Following widespread scepticism of Microsoft's motives for developing its trusted computing platform, the software giant this week moved to reassure the software community that Palladium will not be limited to Microsoft's platforms.
Although Microsoft has said it will publish the source code for Palladium, free software and open-source advocates are concerned that licence terms will prevent non-proprietary software from using the application programming interfaces.
Speaking to ZDNet UK, Microsoft Palladium group product manager Mario Juarez said it is still too soon to say what licence will be used for Palladium interfaces, but indicated that it would not necessarily be as restrictive as past examples. "We do realise that we are an important company and that we have a responsibility to the industry. The goal is for as many people as possible to be able to take advantage of what we are talking about here. We are not trying to drive this as a Microsoft-only initiative."
Juarez was responding to criticisms that the Palladium initiative is in part designed to lock out other platforms -- in particular Linux and other open-source and free software operating systems. Juarez admitted that Microsoft's track record of making its platform hooks -- or application programming interfaces -- available to third parties had created a suspicion in the open-source community.
In late March, Microsoft published a document that outlined how third-party developers can use Common Internet File Sharing (CIFS), a protocol developed by Microsoft that specifies how Windows PCs share files with servers. Although publishing the document should have made it easier to write software that incorporates CIFS, it contained a crucial restriction that prohibits using information in the document to build software governed by the General Public License (GPL).
Some believe that any licence connected to Palladium will follow a similar route. "People are right to be suspicious," said Juarez. But, he said, "it puts us in a difficult position having to say we don't have all the answers yet because that invites speculation and suspicion, but to say we have all the answers would bring other concerns."

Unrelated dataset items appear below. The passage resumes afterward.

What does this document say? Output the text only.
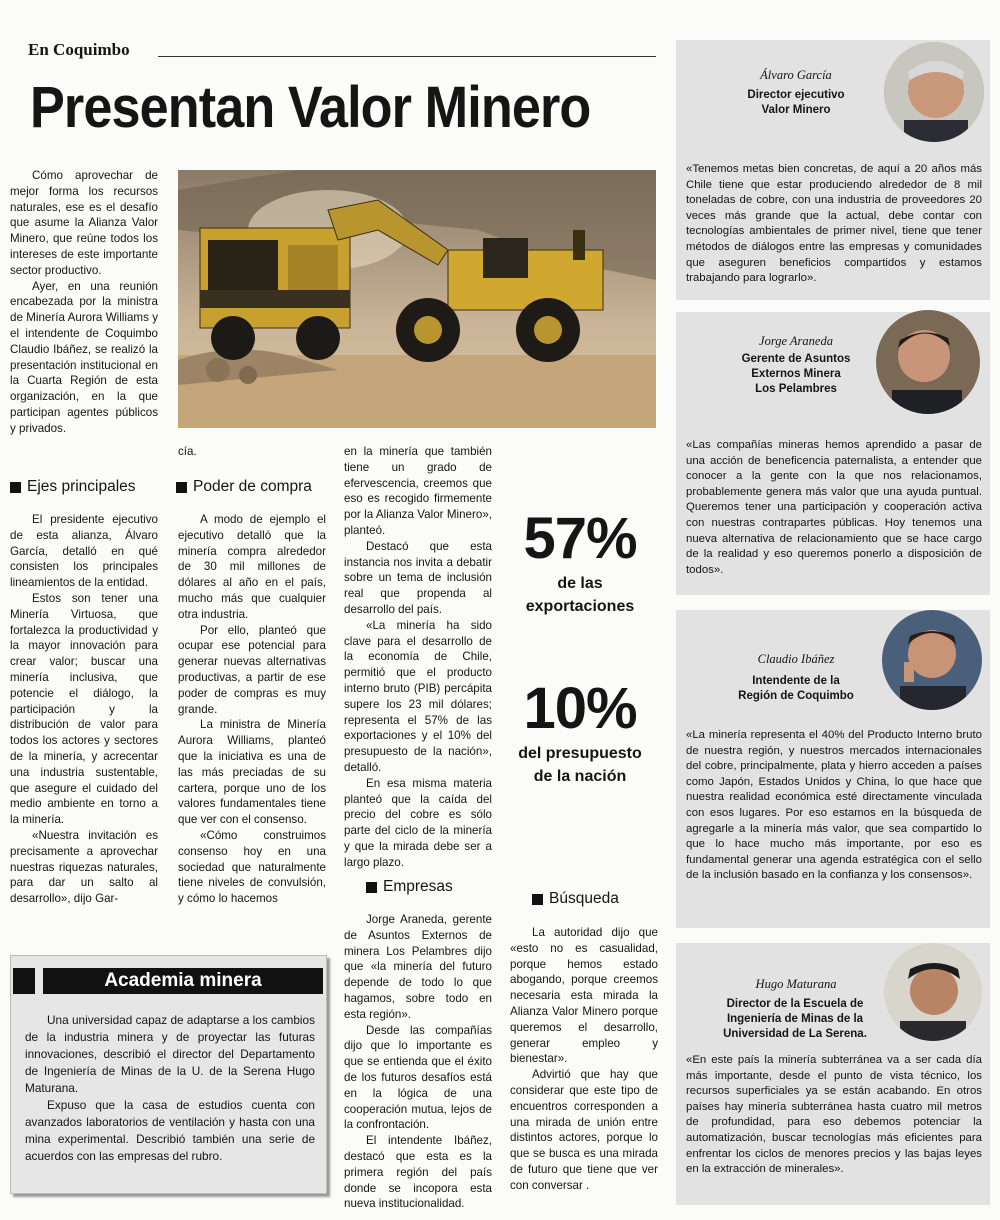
En Coquimbo
Presentan Valor Minero

Cómo aprovechar de mejor forma los recursos naturales, ese es el desafío que asume la Alianza Valor Minero, que reúne todos los intereses de este importante sector productivo.

Ayer, en una reunión encabezada por la ministra de Minería Aurora Williams y el intendente de Coquimbo Claudio Ibáñez, se realizó la presentación institucional en la Cuarta Región de esta organización, en la que participan agentes públicos y privados.

Ejes principales

El presidente ejecutivo de esta alianza, Álvaro García, detalló en qué consisten los principales lineamientos de la entidad.

Estos son tener una Minería Virtuosa, que fortalezca la productividad y la mayor innovación para crear valor; buscar una minería inclusiva, que potencie el diálogo, la participación y la distribución de valor para todos los actores y sectores de la minería, y acrecentar una industria sustentable, que asegure el cuidado del medio ambiente en torno a la minería.

«Nuestra invitación es precisamente a aprovechar nuestras riquezas naturales, para dar un salto al desarrollo», dijo Gar-

cía.
Poder de compra

A modo de ejemplo el ejecutivo detalló que la minería compra alrededor de 30 mil millones de dólares al año en el país, mucho más que cualquier otra industria.

Por ello, planteó que ocupar ese potencial para generar nuevas alternativas productivas, a partir de ese poder de compras es muy grande.

La ministra de Minería Aurora Williams, planteó que la iniciativa es una de las más preciadas de su cartera, porque uno de los valores fundamentales tiene que ver con el consenso.

«Cómo construimos consenso hoy en una sociedad que naturalmente tiene niveles de convulsión, y cómo lo hacemos

en la minería que también tiene un grado de efervescencia, creemos que eso es recogido firmemente por la Alianza Valor Minero», planteó.

Destacó que esta instancia nos invita a debatir sobre un tema de inclusión real que propenda al desarrollo del país.

«La minería ha sido clave para el desarrollo de la economía de Chile, permitió que el producto interno bruto (PIB) percápita supere los 23 mil dólares; representa el 57% de las exportaciones y el 10% del presupuesto de la nación», detalló.

En esa misma materia planteó que la caída del precio del cobre es sólo parte del ciclo de la minería y que la mirada debe ser a largo plazo.

Empresas

Jorge Araneda, gerente de Asuntos Externos de minera Los Pelambres dijo que «la minería del futuro depende de todo lo que hagamos, sobre todo en esta región».

Desde las compañías dijo que lo importante es que se entienda que el éxito de los futuros desafíos está en la lógica de una cooperación mutua, lejos de la confrontación.

El intendente Ibáñez, destacó que esta es la primera región del país donde se incopora esta nueva institucionalidad.

57%
de las
exportaciones
10%
del presupuesto
de la nación
Búsqueda

La autoridad dijo que «esto no es casualidad, porque hemos estado abogando, porque creemos necesaria esta mirada la Alianza Valor Minero porque queremos el desarrollo, generar empleo y bienestar».

Advirtió que hay que considerar que este tipo de encuentros corresponden a una mirada de unión entre distintos actores, porque lo que se busca es una mirada de futuro que tiene que ver con conversar .

Academia minera

Una universidad capaz de adaptarse a los cambios de la industria minera y de proyectar las futuras innovaciones, describió el director del Departamento de Ingeniería de Minas de la U. de la Serena Hugo Maturana.

Expuso que la casa de estudios cuenta con avanzados laboratorios de ventilación y hasta con una mina experimental. Describió también una serie de acuerdos con las empresas del rubro.

Álvaro García
Director ejecutivo
Valor Minero
«Tenemos metas bien concretas, de aquí a 20 años más Chile tiene que estar produciendo alrededor de 8 mil toneladas de cobre, con una industria de proveedores 20 veces más grande que la actual, debe contar con tecnologías ambientales de primer nivel, tiene que tener métodos de diálogos entre las empresas y comunidades que aseguren beneficios compartidos y estamos trabajando para lograrlo».
Jorge Araneda
Gerente de Asuntos
Externos Minera
Los Pelambres
«Las compañías mineras hemos aprendido a pasar de una acción de beneficencia paternalista, a entender que conocer a la gente con la que nos relacionamos, probablemente genera más valor que una ayuda puntual. Queremos tener una participación y cooperación activa con nuestras contrapartes públicas. Hoy tenemos una nueva alternativa de relacionamiento que se hace cargo de la realidad y eso queremos ponerlo a disposición de todos».
Claudio Ibáñez
Intendente de la
Región de Coquimbo
«La minería representa el 40% del Producto Interno bruto de nuestra región, y nuestros mercados internacionales del cobre, principalmente, plata y hierro acceden a países como Japón, Estados Unidos y China, lo que hace que nuestra realidad económica esté directamente vinculada con esos lugares. Por eso estamos en la búsqueda de agregarle a la minería más valor, que sea compartido lo que lo hace mucho más importante, por eso es fundamental generar una agenda estratégica con el sello de la inclusión basado en la confianza y los consensos».
Hugo Maturana
Director de la Escuela de
Ingeniería de Minas de la
Universidad de La Serena.
«En este país la minería subterránea va a ser cada día más importante, desde el punto de vista técnico, los recursos superficiales ya se están acabando. En otros países hay minería subterránea hasta cuatro mil metros de profundidad, para eso debemos potenciar la automatización, buscar tecnologías más eficientes para enfrentar los ciclos de menores precios y las bajas leyes en la extracción de minerales».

Despite the platitudes, Juarez did add a caveat. "We are talking about Microsoft intellectual property and we will take steps to make sure this is not plundered," he added. The main consideration for Microsoft, said Juarez, will be integrity (of the Palladium software), and while it may be possible to achieve this through a consortium, Microsoft will not pursue such a path if it feels that integrity is being compromised. "The technology we build has to be truly good technology that has integrity. That is where we will make our stand. We will not sacrifice integrity of the Palladium platform," he said.
The acknowledgement that development of a trusted platform such as Palladium must be handled carefully comes just a few years after Intel fumbled the introduction of the unique processor ID into its chips. Juarez said that such considerations are the reason that Microsoft is revealing rough plans for Palladium before the details are worked out -- although some in the industry believe that Microsoft only hurriedly rushed out what it had on the technology after learning that Newsweek said it was planning to break an embargo.
"We do have white papers and other materials in the queue," said Juarez. "We are in the phase of articulating a vision; one of the things we know goes wrong is that we go a long way down the road and then people ask why did we make those decisions. Equally, there is a risk we incur by going out early, but hopefully we can get people to challenge us and make us think in new ways."
Juarez said that it to build dialogue that Microsoft started releasing information on Palladium so early in the process. "We only have one choice and that is to do it right. If we don't it won't work. That's why we're going out early."